Segmentation of Intracranial Arterial Calcification with Deeply Supervised Residual Dropout Networks
Intracranial carotid artery calcification (ICAC) is a major risk factor for stroke, and might contribute to dementia and cognitive decline. Reliance on time-consuming manual annotation of ICAC hampers much demanded further research into the relationship between ICAC and neurological diseases. Automation of ICAC segmentation is therefore highly desirable, but difficult due to the proximity of the lesions to bony structures with a similar attenuation coefficient. In this paper, we propose a method for automatic segmentation of ICAC; the first to our knowledge. Our method is based on a 3D fully convolutional neural network that we extend with two regularization techniques.
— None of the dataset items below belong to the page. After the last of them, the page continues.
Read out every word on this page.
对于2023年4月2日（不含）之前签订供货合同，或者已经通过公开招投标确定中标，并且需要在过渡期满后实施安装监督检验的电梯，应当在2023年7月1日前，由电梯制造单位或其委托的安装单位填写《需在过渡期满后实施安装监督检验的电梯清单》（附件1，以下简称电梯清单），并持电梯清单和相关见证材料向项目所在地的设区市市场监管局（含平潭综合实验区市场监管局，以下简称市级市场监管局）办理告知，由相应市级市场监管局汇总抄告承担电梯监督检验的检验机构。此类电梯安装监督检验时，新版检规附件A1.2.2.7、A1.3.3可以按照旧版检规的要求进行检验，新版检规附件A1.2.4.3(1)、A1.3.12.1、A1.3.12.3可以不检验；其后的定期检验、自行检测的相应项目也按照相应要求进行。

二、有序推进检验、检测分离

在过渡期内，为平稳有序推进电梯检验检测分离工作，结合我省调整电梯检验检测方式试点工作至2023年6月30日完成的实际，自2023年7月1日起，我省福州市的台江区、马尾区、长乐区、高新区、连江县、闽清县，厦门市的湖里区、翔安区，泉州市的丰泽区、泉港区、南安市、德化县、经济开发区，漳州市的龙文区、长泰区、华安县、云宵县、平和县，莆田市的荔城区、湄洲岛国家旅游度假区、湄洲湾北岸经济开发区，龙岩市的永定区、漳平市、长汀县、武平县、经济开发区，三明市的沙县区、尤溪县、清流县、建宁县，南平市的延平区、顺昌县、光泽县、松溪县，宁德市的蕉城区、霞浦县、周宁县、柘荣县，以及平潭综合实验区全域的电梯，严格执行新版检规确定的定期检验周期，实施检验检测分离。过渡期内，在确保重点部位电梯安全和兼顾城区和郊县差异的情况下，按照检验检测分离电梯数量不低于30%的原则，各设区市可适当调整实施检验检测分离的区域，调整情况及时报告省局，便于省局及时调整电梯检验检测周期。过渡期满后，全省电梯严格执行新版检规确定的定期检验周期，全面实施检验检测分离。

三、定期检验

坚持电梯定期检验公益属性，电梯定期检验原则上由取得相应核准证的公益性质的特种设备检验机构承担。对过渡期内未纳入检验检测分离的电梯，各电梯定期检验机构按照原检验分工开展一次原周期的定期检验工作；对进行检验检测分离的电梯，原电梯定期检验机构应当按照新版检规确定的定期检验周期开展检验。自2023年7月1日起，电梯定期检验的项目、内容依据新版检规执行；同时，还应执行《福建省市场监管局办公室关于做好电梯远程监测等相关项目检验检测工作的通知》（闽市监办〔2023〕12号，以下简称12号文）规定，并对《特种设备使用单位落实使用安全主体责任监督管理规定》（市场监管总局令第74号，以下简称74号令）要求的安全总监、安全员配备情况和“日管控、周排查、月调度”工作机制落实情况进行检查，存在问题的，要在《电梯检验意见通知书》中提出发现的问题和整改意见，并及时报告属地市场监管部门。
Firstly, we use deep supervision (hidden layers supervision) to encourage discriminative features in the hidden layers. Secondly, we augment the network with skip connections, as in the recently developed ResNet, and dropout layers, inserted in a way that skip connections circumvent them. We investigate the effect of skip connections and dropout. In addition, we propose a simple problem-specific modification of the network objective function that restricts the focus to the most important image regions and simplifies the optimization. We train and validate our model using 882 CT scans and test on 1,000. Our regularization techniques and objective improve the average Dice score by 7.1%, yielding an average Dice of 76.2% and 97.7% correlation between predicted ICAC volumes and manual annotations.